Control of strategic resources is not, therefore, only a question only of a foreign policy to continuing to keep feeding the fuel hungry consumer economies of the West and East Asia; it is a crucial component in global power politics and economic warfare between contending Great Powers.
 
So the retention of influence in Saudi Arabia is considered vital for the US even as it reduces its oil dependence upon the kingdom and China's increases. China wants arms deals with the KSA and was ready to step in to supply arms to Egypt after the 2013 coup if the US had kept its sanctions in place.
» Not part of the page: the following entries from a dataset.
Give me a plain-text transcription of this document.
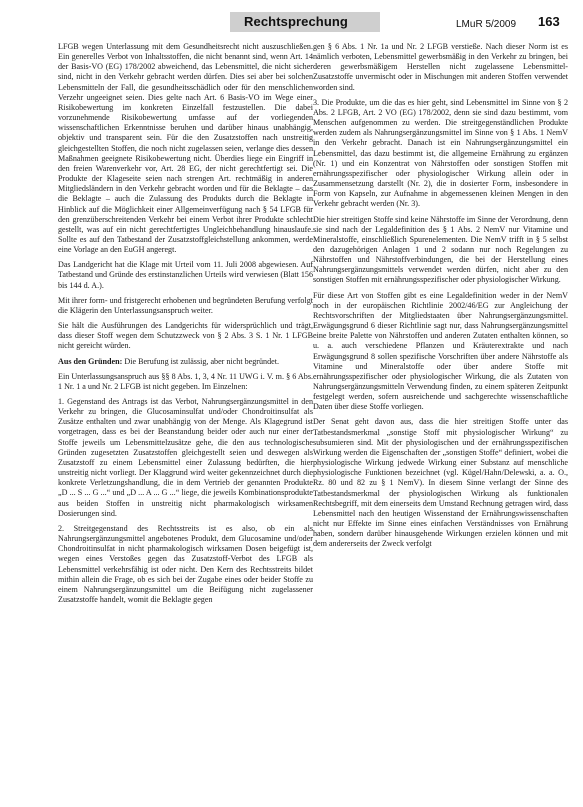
Rechtsprechung	LMuR 5/2009 163

LFGB wegen Unterlassung mit dem Gesundheitsrecht nicht auszuschließen. Ein generelles Verbot von Inhaltsstoffen, die nicht benannt sind, wenn Art. 14 der Basis-VO (EG) 178/2002 abweichend, das Lebensmittel, die nicht sicher sind, nicht in den Verkehr gebracht werden dürfen. Dies sei aber bei solchen Lebensmitteln der Fall, die gesundheitsschädlich oder für den menschlichen Verzehr ungeeignet seien. Dies gelte nach Art. 6 Basis-VO im Wege einer Risikobewertung im konkreten Einzelfall festzustellen. Die dabei vorzunehmende Risikobewertung umfasse auf der vorliegenden wissenschaftlichen Erkenntnisse beruhen und darüber hinaus unabhängig, objektiv und transparent sein. Für die den Zusatzstoffen nach unstreitig gleichgestellten Stoffen, die noch nicht zugelassen seien, verlange dies dessen Maßnahmen geeignete Risikobewertung nicht. Überdies liege ein Eingriff in den freien Warenverkehr vor, Art. 28 EG, der nicht gerechtfertigt sei. Die Produkte der Klageseite seien nach strengen Art. rechtmäßig in anderen Mitgliedsländern in den Verkehr gebracht worden und für die Beklagte – das die Beklagte – auch die Zulassung des Produkts durch die Beklagte in Hinblick auf die Möglichkeit einer Allgemeinverfügung nach § 54 LFGB für den grenzüberschreitenden Verkehr bei einem Verbot ihrer Produkte schlecht gestellt, was auf ein nicht gerechtfertigtes Ungleichbehandlung hinauslaufe. Sollte es auf den Tatbestand der Zusatzstoffgleichstellung ankommen, werde eine Vorlage an den EuGH angeregt.

Das Landgericht hat die Klage mit Urteil vom 11. Juli 2008 abgewiesen. Auf Tatbestand und Gründe des erstinstanzlichen Urteils wird verwiesen (Blatt 156 bis 144 d. A.).

Mit ihrer form- und fristgerecht erhobenen und begründeten Berufung verfolgt die Klägerin den Unterlassungsanspruch weiter.

Sie hält die Ausführungen des Landgerichts für widersprüchlich und trägt, dass dieser Stoff wegen dem Schutzzweck von § 2 Abs. 3 S. 1 Nr. 1 LFGB nicht gereicht würden.

Aus den Gründen: Die Berufung ist zulässig, aber nicht begründet.

Ein Unterlassungsanspruch aus §§ 8 Abs. 1, 3, 4 Nr. 11 UWG i. V. m. § 6 Abs. 1 Nr. 1 a und Nr. 2 LFGB ist nicht gegeben. Im Einzelnen:

1. Gegenstand des Antrags ist das Verbot, Nahrungsergänzungsmittel in den Verkehr zu bringen, die Glucosaminsulfat und/oder Chondroitinsulfat als Zusätze enthalten und zwar unabhängig von der Menge. Als Klagegrund ist vorgetragen, dass es bei der Beanstandung beider oder auch nur einer der Stoffe jeweils um Lebensmittelzusätze gehe, die den aus technologische Gründen zugesetzten Zusatzstoffen gleichgestellt seien und deswegen als Zusatzstoff zu einem Lebensmittel einer Zulassung bedürften, die hier unstreitig nicht vorliegt. Der Klaggrund wird weiter gekennzeichnet durch die konkrete Verletzungshandlung, die in dem Vertrieb der genannten Produkte „D ... S ... G ...“ und „D ... A ... G ...“ liege, die jeweils Kombinationsprodukte aus beiden Stoffen in unstreitig nicht pharmakologisch wirksamen Dosierungen sind.

2. Streitgegenstand des Rechtsstreits ist es also, ob ein als Nahrungsergänzungsmittel angebotenes Produkt, dem Glucosamine und/oder Chondroitinsulfat in nicht pharmakologisch wirksamen Dosen beigefügt ist, wegen eines Verstoßes gegen das Zusatzstoff-Verbot des LFGB als Lebensmittel verkehrsfähig ist oder nicht. Den Kern des Rechtsstreits bildet mithin allein die Frage, ob es sich bei der Zugabe eines oder beider Stoffe zu einem Nahrungsergänzungsmittel um die Beifügung nicht zugelassener Zusatzstoffe handelt, womit die Beklagte gegen

gen § 6 Abs. 1 Nr. 1a und Nr. 2 LFGB verstieße. Nach dieser Norm ist es nämlich verboten, Lebensmittel gewerbsmäßig in den Verkehr zu bringen, bei deren gewerbsmäßigem Herstellen nicht zugelassene Lebensmittel-Zusatzstoffe unvermischt oder in Mischungen mit anderen Stoffen verwendet worden sind.

3. Die Produkte, um die das es hier geht, sind Lebensmittel im Sinne von § 2 Abs. 2 LFGB, Art. 2 VO (EG) 178/2002, denn sie sind dazu bestimmt, vom Menschen aufgenommen zu werden. Die streitgegenständlichen Produkte werden zudem als Nahrungsergänzungsmittel im Sinne von § 1 Abs. 1 NemV in den Verkehr gebracht. Danach ist ein Nahrungsergänzungsmittel ein Lebensmittel, das dazu bestimmt ist, die allgemeine Ernährung zu ergänzen (Nr. 1) und ein Konzentrat von Nährstoffen oder sonstigen Stoffen mit ernährungsspezifischer oder physiologischer Wirkung allein oder in Zusammensetzung darstellt (Nr. 2), die in dosierter Form, insbesondere in Form von Kapseln, zur Aufnahme in abgemessenen kleinen Mengen in den Verkehr gebracht werden (Nr. 3).

Die hier streitigen Stoffe sind keine Nährstoffe im Sinne der Verordnung, denn sie sind nach der Legaldefinition des § 1 Abs. 2 NemV nur Vitamine und Mineralstoffe, einschließlich Spurenelementen. Die NemV trifft in § 5 selbst den dazugehörigen Anlagen 1 und 2 sodann nur noch Regelungen zu Nährstoffen und Nährstoffverbindungen, die bei der Herstellung eines Nahrungsergänzungsmittels verwendet werden dürfen, nicht aber zu den sonstigen Stoffen mit ernährungsspezifischer oder physiologischer Wirkung.

Für diese Art von Stoffen gibt es eine Legaldefinition weder in der NemV noch in der europäischen Richtlinie 2002/46/EG zur Angleichung der Rechtsvorschriften der Mitgliedstaaten über Nahrungsergänzungsmittel. Erwägungsgrund 6 dieser Richtlinie sagt nur, dass Nahrungsergänzungsmittel eine breite Palette von Nährstoffen und anderen Zutaten enthalten können, so u. a. auch verschiedene Pflanzen und Kräuterextrakte und nach Erwägungsgrund 8 sollen spezifische Vorschriften über andere Nährstoffe als Vitamine und Mineralstoffe oder über andere Stoffe mit ernährungsspezifischer oder physiologischer Wirkung, die als Zutaten von Nahrungsergänzungsmitteln Verwendung finden, zu einem späteren Zeitpunkt festgelegt werden, sofern ausreichende und sachgerechte wissenschaftliche Daten über diese Stoffe vorliegen.

Der Senat geht davon aus, dass die hier streitigen Stoffe unter das Tatbestandsmerkmal „sonstige Stoff mit physiologischer Wirkung“ zu subsumieren sind. Mit der physiologischen und der ernährungsspezifischen Wirkung werden die Eigenschaften der „sonstigen Stoffe“ definiert, wobei die physiologische Wirkung jedwede Wirkung einer Substanz auf menschliche physiologische Funktionen bezeichnet (vgl. Kügel/Hahn/Delewski, a. a. O., Rz. 80 und 82 zu § 1 NemV). In diesem Sinne verlangt der Sinne des Tatbestandsmerkmal der physiologischen Wirkung als funktionalen Rechtsbegriff, mit dem einerseits dem Umstand Rechnung getragen wird, dass Lebensmittel nach den heutigen Wissenstand der Ernährungswissenschaften nicht nur Effekte im Sinne eines einfachen Verständnisses von Ernährung haben, sondern darüber hinausgehende Wirkungen erzielen können und mit dem andererseits der Zweck verfolgt
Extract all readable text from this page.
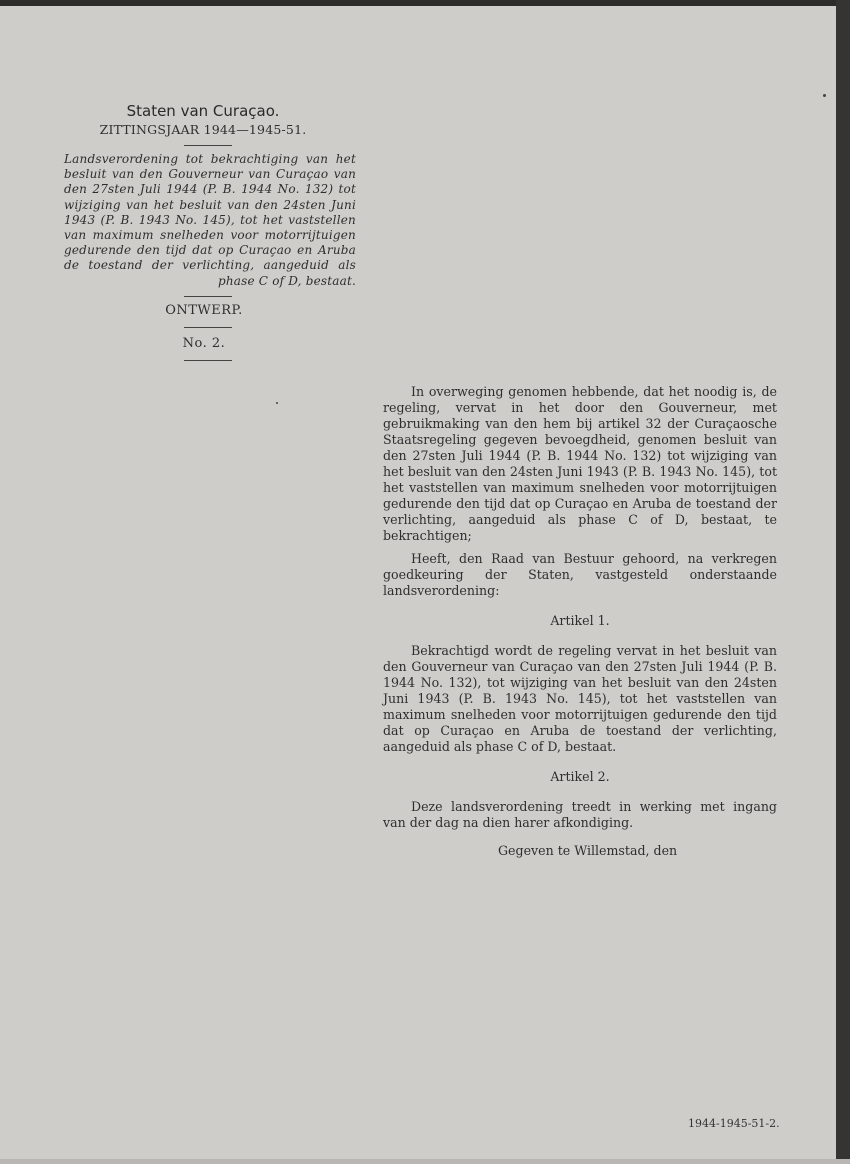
Staten van Curaçao.
ZITTINGSJAAR 1944—1945-51.
Landsverordening tot bekrachtiging van het besluit van den Gouverneur van Curaçao van den 27sten Juli 1944 (P. B. 1944 No. 132) tot wijziging van het besluit van den 24sten Juni 1943 (P. B. 1943 No. 145), tot het vaststellen van maximum snelheden voor motorrijtuigen gedurende den tijd dat op Curaçao en Aruba de toestand der verlichting, aangeduid als phase C of D, bestaat.
ONTWERP.
No. 2.

In overweging genomen hebbende, dat het noodig is, de regeling, vervat in het door den Gouverneur, met gebruikmaking van den hem bij artikel 32 der Curaçaosche Staatsregeling gegeven bevoegdheid, genomen besluit van den 27sten Juli 1944 (P. B. 1944 No. 132) tot wijziging van het besluit van den 24sten Juni 1943 (P. B. 1943 No. 145), tot het vaststellen van maximum snelheden voor motorrijtuigen gedurende den tijd dat op Curaçao en Aruba de toestand der verlichting, aangeduid als phase C of D, bestaat, te bekrachtigen;

Heeft, den Raad van Bestuur gehoord, na verkregen goedkeuring der Staten, vastgesteld onderstaande landsverordening:

Artikel 1.

Bekrachtigd wordt de regeling vervat in het besluit van den Gouverneur van Curaçao van den 27sten Juli 1944 (P. B. 1944 No. 132), tot wijziging van het besluit van den 24sten Juni 1943 (P. B. 1943 No. 145), tot het vaststellen van maximum snelheden voor motorrijtuigen gedurende den tijd dat op Curaçao en Aruba de toestand der verlichting, aangeduid als phase C of D, bestaat.

Artikel 2.

Deze landsverordening treedt in werking met ingang van der dag na dien harer afkondiging.

Gegeven te Willemstad, den

1944-1945-51-2.
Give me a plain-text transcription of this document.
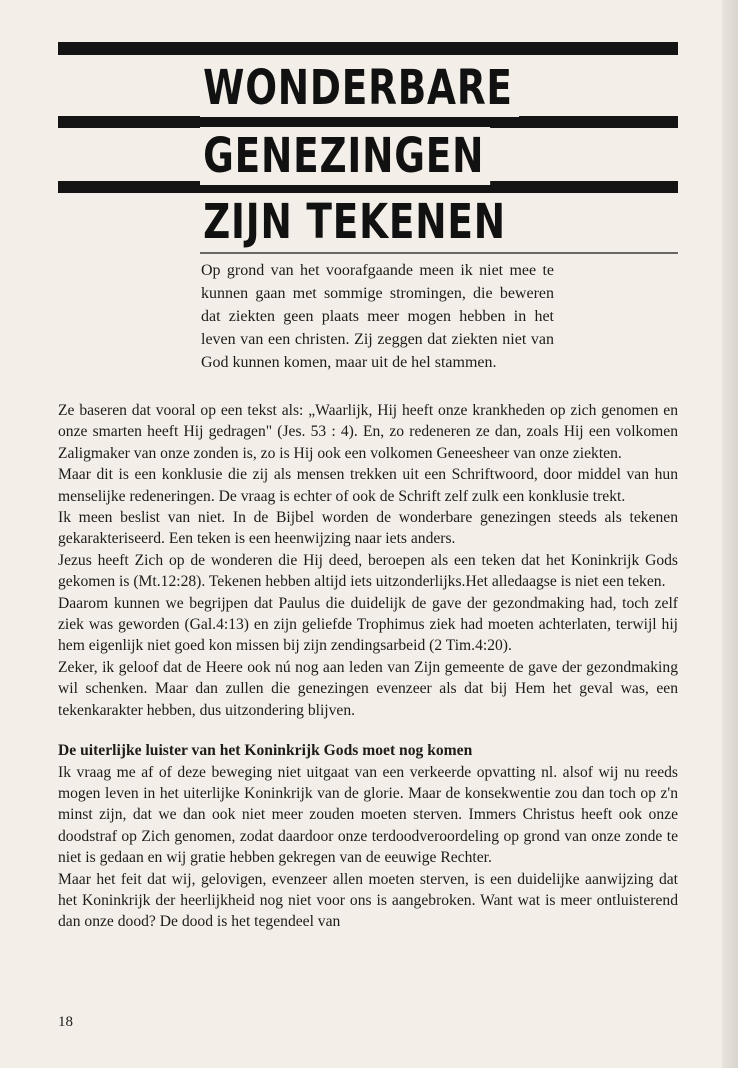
WONDERBARE
GENEZINGEN
ZIJN TEKENEN

Op grond van het voorafgaande meen ik niet mee te kunnen gaan met sommige stromingen, die beweren dat ziekten geen plaats meer mogen hebben in het leven van een christen. Zij zeggen dat ziekten niet van God kunnen komen, maar uit de hel stammen.

Ze baseren dat vooral op een tekst als: „Waarlijk, Hij heeft onze krankheden op zich genomen en onze smarten heeft Hij gedragen" (Jes. 53 : 4). En, zo redeneren ze dan, zoals Hij een volkomen Zaligmaker van onze zonden is, zo is Hij ook een volkomen Geneesheer van onze ziekten.

Maar dit is een konklusie die zij als mensen trekken uit een Schriftwoord, door middel van hun menselijke redeneringen. De vraag is echter of ook de Schrift zelf zulk een konklusie trekt.

Ik meen beslist van niet. In de Bijbel worden de wonderbare genezingen steeds als tekenen gekarakteriseerd. Een teken is een heenwijzing naar iets anders.

Jezus heeft Zich op de wonderen die Hij deed, beroepen als een teken dat het Koninkrijk Gods gekomen is (Mt.12:28). Tekenen hebben altijd iets uitzonderlijks.Het alledaagse is niet een teken.

Daarom kunnen we begrijpen dat Paulus die duidelijk de gave der gezondmaking had, toch zelf ziek was geworden (Gal.4:13) en zijn geliefde Trophimus ziek had moeten achterlaten, terwijl hij hem eigenlijk niet goed kon missen bij zijn zendingsarbeid (2 Tim.4:20).

Zeker, ik geloof dat de Heere ook nú nog aan leden van Zijn gemeente de gave der gezondmaking wil schenken. Maar dan zullen die genezingen evenzeer als dat bij Hem het geval was, een tekenkarakter hebben, dus uitzondering blijven.

De uiterlijke luister van het Koninkrijk Gods moet nog komen

Ik vraag me af of deze beweging niet uitgaat van een verkeerde opvatting nl. alsof wij nu reeds mogen leven in het uiterlijke Koninkrijk van de glorie. Maar de konsekwentie zou dan toch op z'n minst zijn, dat we dan ook niet meer zouden moeten sterven. Immers Christus heeft ook onze doodstraf op Zich genomen, zodat daardoor onze terdoodveroordeling op grond van onze zonde te niet is gedaan en wij gratie hebben gekregen van de eeuwige Rechter.

Maar het feit dat wij, gelovigen, evenzeer allen moeten sterven, is een duidelijke aanwijzing dat het Koninkrijk der heerlijkheid nog niet voor ons is aangebroken. Want wat is meer ontluisterend dan onze dood? De dood is het tegendeel van

18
It was hardly surprising that the terrorist blowback in Paris was connected with Syria. It is set to become rather like Afghanistan was in the 1990s when Al Qaida established itself there in the chaos following the western backed mujahedeen against the Soviet invasion and occupation.
 
Given that it was from out of Afghanistan that Al Qaida originally disseminated its global jihad with the deadly consequences on September 11 2001, it is an ominous thought that Syria is set to be as war torn and chaotic as that far off land was with the difference it is on the shores o the Mediterranean.
 
The western elites from Blair to Cameron and Hollande would argue that it is precisely that danger which compels them to join in the bombing of ISIS in Iraq as Washington sends in planes to Syria to try and destroy 'ISIL' Yet as with Afghanistan, military measures alone are ultimately futile.
 
Only diplomacy involving all the concerned regional players could possibly bring about a lasting and durable settlement. Yet this is what is rejected by the west, though that could change if Iran were successfully persuaded to abandon its purported nuclear weapons programme.